Wednesday, March 17, 2021

Exodus: Gods and Kings

I snapped up a cheapo DVD of this movie at Walmart and watched it earlier this week. I'll say the good thing about it right up front: it has great production values. But the main thing I want to say about it is that is an offensively bad account of the story of Moses and the Hebrew people's exodus from Egypt. Unfaithful to the source material at every level of magnification, from macro to micro, it gets absolutely everything about the story completely wrong and is most egregiously wrong wherever God is involved.

It actually presents miraculous events reported in the Bible – the burning bush, the 10 plagues, the crossing of the Red Sea and the drowning of Pharaoh's army – while at the same time seemingly struggling to undercut their miraculousness. It depicts the whole series of plagues (except for the last one) as affecting the Israelites as well as the Egyptians; without the intervening negotiations between Moses and Pharaoh; and with both Moses and Pharaoh passing judgment on God for his meanness. It depicts Moses as having to act most of the time on his own, without God speaking to him, telling him what to do or helping him. It depicts God as a mostly absent being who only occasionally pops in and pretty much abandons His prophet. That God is depicted (in his appearances to Moses) as a little boy is a novelty but I'll accept it as a case of creative casting-against-type; that there is always room for the ambiguous suggestion that He's only a hallucination brought on by a blow to Moses' head is less forgivable. And instead of a bashful, slow-of-speech Moses whom God recruits in order to show his strength in human weakness, we get a warrior stud Moses to whom God says, "I want a general." What?

All that is besides other historical liberties or lack of representation, such as the failure to depict the Passover feast, the idea that Miriam spent all those years passing as an Egyptian rather than a Hebrew slave, the idea that Moses was exiled for turning out to be a Hebrew rather than fleeing from justice when he killed a muleteer, the time the movie invests in shaming Moses for leaving his family (temporarily) to deliver his people from bondage, the suggestion that the Red Sea crossing was made possible by some kind of natural phenomenon, the depiction of Moses as a freethinker who encouraged his son's skepticism and his wife's adherence to whatever faith she brought to their marriage, God's rather democratic attitude in allowing Moses to make up his own mind whether the 10 Commandments were a good law to hand down to his people ... I could go on ad nauseam, but then I'm afraid I would have to barf.

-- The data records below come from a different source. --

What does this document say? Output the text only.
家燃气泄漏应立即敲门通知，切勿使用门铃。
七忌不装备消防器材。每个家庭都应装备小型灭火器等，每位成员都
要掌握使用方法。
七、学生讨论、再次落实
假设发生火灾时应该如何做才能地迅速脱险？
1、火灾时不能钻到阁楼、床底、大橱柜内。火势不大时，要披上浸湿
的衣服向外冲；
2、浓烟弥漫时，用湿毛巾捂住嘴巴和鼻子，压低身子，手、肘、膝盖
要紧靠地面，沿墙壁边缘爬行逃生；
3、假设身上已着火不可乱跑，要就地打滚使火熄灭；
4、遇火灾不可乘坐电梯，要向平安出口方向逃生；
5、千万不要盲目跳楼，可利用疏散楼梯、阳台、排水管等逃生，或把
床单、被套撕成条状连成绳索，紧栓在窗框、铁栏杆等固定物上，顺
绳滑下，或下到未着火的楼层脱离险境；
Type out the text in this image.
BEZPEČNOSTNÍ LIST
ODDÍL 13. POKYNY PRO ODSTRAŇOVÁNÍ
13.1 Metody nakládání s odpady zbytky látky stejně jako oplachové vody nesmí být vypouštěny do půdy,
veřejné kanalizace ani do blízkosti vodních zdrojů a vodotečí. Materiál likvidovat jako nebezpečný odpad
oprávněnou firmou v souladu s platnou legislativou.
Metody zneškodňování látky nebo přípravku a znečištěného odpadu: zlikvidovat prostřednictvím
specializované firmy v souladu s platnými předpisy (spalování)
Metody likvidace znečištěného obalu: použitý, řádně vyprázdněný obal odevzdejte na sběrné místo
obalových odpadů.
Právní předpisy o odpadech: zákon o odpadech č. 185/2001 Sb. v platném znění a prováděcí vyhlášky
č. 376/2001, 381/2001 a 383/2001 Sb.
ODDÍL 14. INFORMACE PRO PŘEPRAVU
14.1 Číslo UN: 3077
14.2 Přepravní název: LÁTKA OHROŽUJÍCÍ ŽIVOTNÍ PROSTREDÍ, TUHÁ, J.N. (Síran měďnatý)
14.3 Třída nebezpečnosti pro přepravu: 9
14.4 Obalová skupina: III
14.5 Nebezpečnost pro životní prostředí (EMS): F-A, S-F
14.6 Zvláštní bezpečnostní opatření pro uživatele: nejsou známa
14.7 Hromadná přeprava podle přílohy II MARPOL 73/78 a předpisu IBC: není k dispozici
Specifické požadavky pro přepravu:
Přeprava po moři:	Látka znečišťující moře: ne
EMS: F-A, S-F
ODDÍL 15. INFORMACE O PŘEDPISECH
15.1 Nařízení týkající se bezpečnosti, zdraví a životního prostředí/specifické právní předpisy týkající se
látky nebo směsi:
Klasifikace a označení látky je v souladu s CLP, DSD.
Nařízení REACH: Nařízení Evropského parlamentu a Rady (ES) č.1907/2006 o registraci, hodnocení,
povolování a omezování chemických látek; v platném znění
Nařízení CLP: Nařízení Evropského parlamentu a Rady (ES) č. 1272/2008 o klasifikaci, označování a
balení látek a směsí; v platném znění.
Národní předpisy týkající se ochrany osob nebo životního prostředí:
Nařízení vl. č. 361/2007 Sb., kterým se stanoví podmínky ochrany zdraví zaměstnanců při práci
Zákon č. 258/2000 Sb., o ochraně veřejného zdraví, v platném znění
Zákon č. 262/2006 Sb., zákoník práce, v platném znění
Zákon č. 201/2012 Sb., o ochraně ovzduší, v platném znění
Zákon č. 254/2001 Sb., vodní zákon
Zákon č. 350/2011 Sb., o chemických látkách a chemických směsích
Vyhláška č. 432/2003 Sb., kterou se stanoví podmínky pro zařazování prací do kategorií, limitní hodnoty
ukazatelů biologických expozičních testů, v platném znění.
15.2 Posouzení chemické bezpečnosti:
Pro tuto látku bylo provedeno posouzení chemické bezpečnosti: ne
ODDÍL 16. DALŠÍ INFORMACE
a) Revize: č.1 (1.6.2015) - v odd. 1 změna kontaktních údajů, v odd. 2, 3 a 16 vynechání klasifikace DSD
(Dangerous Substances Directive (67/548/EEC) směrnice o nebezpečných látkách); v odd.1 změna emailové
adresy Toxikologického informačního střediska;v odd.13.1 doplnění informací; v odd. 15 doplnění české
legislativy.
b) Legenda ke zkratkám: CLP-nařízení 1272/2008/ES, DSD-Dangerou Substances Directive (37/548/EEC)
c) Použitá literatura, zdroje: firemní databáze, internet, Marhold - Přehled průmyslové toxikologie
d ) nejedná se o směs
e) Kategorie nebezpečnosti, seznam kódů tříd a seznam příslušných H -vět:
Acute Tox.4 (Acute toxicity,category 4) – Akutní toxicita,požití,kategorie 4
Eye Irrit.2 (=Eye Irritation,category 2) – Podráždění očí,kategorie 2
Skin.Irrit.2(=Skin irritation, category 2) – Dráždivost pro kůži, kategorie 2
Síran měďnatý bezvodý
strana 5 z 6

The movie is directed by Ridley Scott, he of Gladiator, Black Hawk Down, Blade Runner and the original Alien. It takes advantage of the acting talents of Christian Bale as Moses, Joel Edgerton as a young Pharaoh (with whom Moses was raised as something like a brother), John Turturro as an older Pharaoh (who tells Moses he wishes he could inherit the throne instead of Ramesses), Ben Kingsley as Nun, Aaron Paul of Breaking Bad as Joshua, Tara Fitzgerald of Game of Thrones as Miriam, Ben Mendelsohn of Ready Player One and Darkest Hour as the corrupt viceroy of Pithom, Sigourney Weaver as the Queen Mum (ha) and a beautiful Spanish actress named Maria Valverde, who happens to be the wife of conductor Gustavo Dudamel, as Zipporah, the wife of Moses.

No Three Scenes that Made It For Me this time. The good news is that I watched it all the way through and was less disappointed overall than I meant to be. But good filmmaking doesn't always make a good film and this is a case in point. How could Ridley Scott et al. have done better? Respect for the source material (which stands on the authority of Moses himself) would be a great place to start.